EXCLUSIVE: GLAAD talks to South Carolina's Colleen Condon

Minutes after Charleston County Councilwoman Colleen Condon and her fiancee Nichols Bleckley arrived in his office to fill out a marriage license form and pay their $70 fee, Charleston County Probate Judge Irvin Condon said Wednesday he would grant their marriage license. This decision comes just two days after the Supreme Court let a Fourth Circuit Court of Appeals' decision overturning Virginia's gay marriage ban stand. The Fourth Circuit includes South Carolina, so that legal precedent became law there. Condon and Bleckley's application was the first of many this morning.

This morning as the two were leaving Probate Judge Condon's office, GLAAD got an exclusive interview with Councilwoman Condon.

Q: How long have the two of you known each other and when did you want to get married?
A: We have been dating for about a year and a half and we got engaged on Valentine's Day this year.

Q: Did you ever think this would happen?
A: Well, we're pretty optimistic folks so we were hoping it would and in fact, when I asked her to marry me, her answer was "Only if it's legal here." She was committed that we were only getting married in South Carolina when it was legal here because we're both from South Carolina.

Q: What does it mean to you to be from South Carolina and to finally be able to get married?
A: Well, it means everything.
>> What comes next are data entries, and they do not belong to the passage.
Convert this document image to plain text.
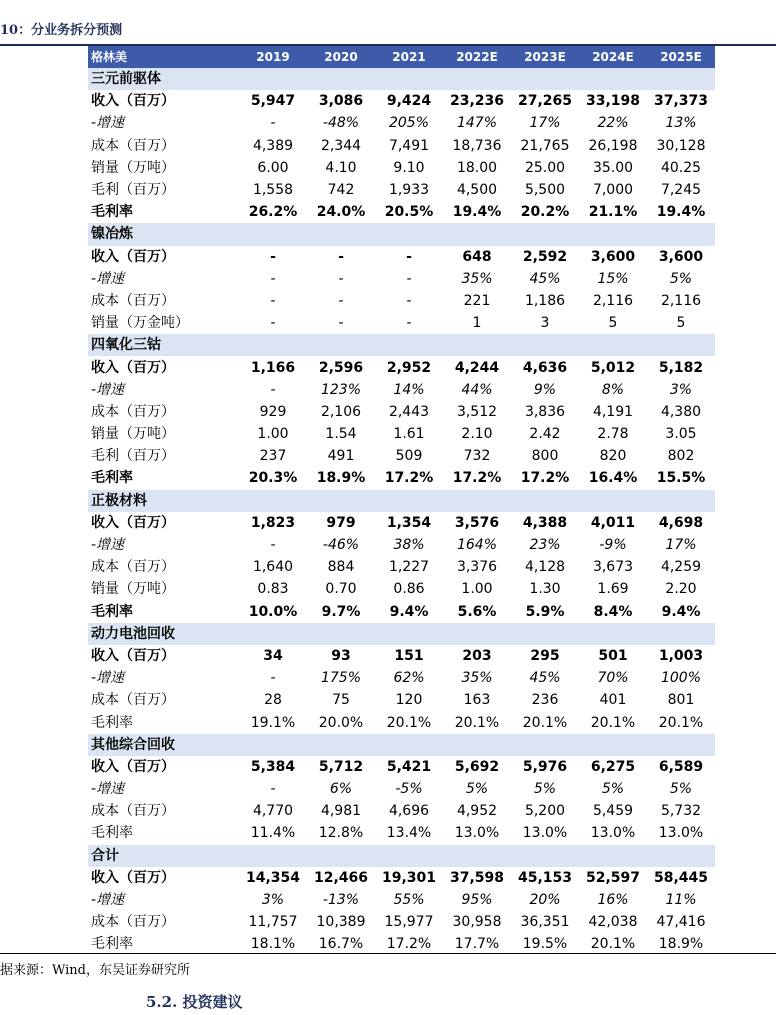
10：分业务拆分预测
格林美	2019	2020	2021	2022E	2023E	2024E	2025E
三元前驱体							
收入（百万）	5,947	3,086	9,424	23,236	27,265	33,198	37,373
-增速	-	-48%	205%	147%	17%	22%	13%
成本（百万）	4,389	2,344	7,491	18,736	21,765	26,198	30,128
销量（万吨）	6.00	4.10	9.10	18.00	25.00	35.00	40.25
毛利（百万）	1,558	742	1,933	4,500	5,500	7,000	7,245
毛利率	26.2%	24.0%	20.5%	19.4%	20.2%	21.1%	19.4%
镍冶炼							
收入（百万）	-	-	-	648	2,592	3,600	3,600
-增速	-	-	-	35%	45%	15%	5%
成本（百万）	-	-	-	221	1,186	2,116	2,116
销量（万金吨）	-	-	-	1	3	5	5
四氧化三钴							
收入（百万）	1,166	2,596	2,952	4,244	4,636	5,012	5,182
-增速	-	123%	14%	44%	9%	8%	3%
成本（百万）	929	2,106	2,443	3,512	3,836	4,191	4,380
销量（万吨）	1.00	1.54	1.61	2.10	2.42	2.78	3.05
毛利（百万）	237	491	509	732	800	820	802
毛利率	20.3%	18.9%	17.2%	17.2%	17.2%	16.4%	15.5%
正极材料							
收入（百万）	1,823	979	1,354	3,576	4,388	4,011	4,698
-增速	-	-46%	38%	164%	23%	-9%	17%
成本（百万）	1,640	884	1,227	3,376	4,128	3,673	4,259
销量（万吨）	0.83	0.70	0.86	1.00	1.30	1.69	2.20
毛利率	10.0%	9.7%	9.4%	5.6%	5.9%	8.4%	9.4%
动力电池回收							
收入（百万）	34	93	151	203	295	501	1,003
-增速	-	175%	62%	35%	45%	70%	100%
成本（百万）	28	75	120	163	236	401	801
毛利率	19.1%	20.0%	20.1%	20.1%	20.1%	20.1%	20.1%
其他综合回收							
收入（百万）	5,384	5,712	5,421	5,692	5,976	6,275	6,589
-增速	-	6%	-5%	5%	5%	5%	5%
成本（百万）	4,770	4,981	4,696	4,952	5,200	5,459	5,732
毛利率	11.4%	12.8%	13.4%	13.0%	13.0%	13.0%	13.0%
合计							
收入（百万）	14,354	12,466	19,301	37,598	45,153	52,597	58,445
-增速	3%	-13%	55%	95%	20%	16%	11%
成本（百万）	11,757	10,389	15,977	30,958	36,351	42,038	47,416
毛利率	18.1%	16.7%	17.2%	17.7%	19.5%	20.1%	18.9%
据来源：Wind，东吴证券研究所
5.2. 投资建议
It truly is important to be able to have full rights. We want to spend the rest of our lives together and marriage is certainly the way to go for us, and we're certainly not like some couples who have been waiting for forever, and they're going to have that opportunity as well. We're pretty traditional. We want a big Southern wedding, and now that, hopefully the marriage license will be granted tomorrow, and in that case, we'll start looking for a location, DJs, the caterer, flowers, and all that good stuff. We're excited to start planning the wedding!

Q: How are your friends and family reacting?
A: We have had love and support. We're really blessed to have so many friends and family members who are one-hundred percent behind us. I know everybody in my family thinks Nichols is the best thing that's ever happened to me.

Q: How do you feel about tomorrow?
A: We are still kind of holding our breath, and then we want to set the wedding date. We want a more traditional wedding. We're gonna have lots of friends and family and the music and the wedding cake and the whole sha-bang. We believe in having all of it.

Q: Why is it important for you to get married?
A: I mean, this is my soulmate. We're supposed to be together. And so that's what you do with the person that you love. You spend your lives together. And we've been planning our lives together, sharing a home, raising my child; we're involved in our neighborhood, and we split family household chores just like everybody else. We're looking forward to having that relationship recognized in a wedding that's legal in South Carolina.

Q: Paint a picture of how you're feeling right now.
A: Well, just like the day we got engaged and just like I'll be on the day of our wedding, we're excited, we've been smiling, we've been laughing, we've been crying. It's a great feeling.

Colleen and Nichols now have to wait twenty-four hours for their marriage license to take effect.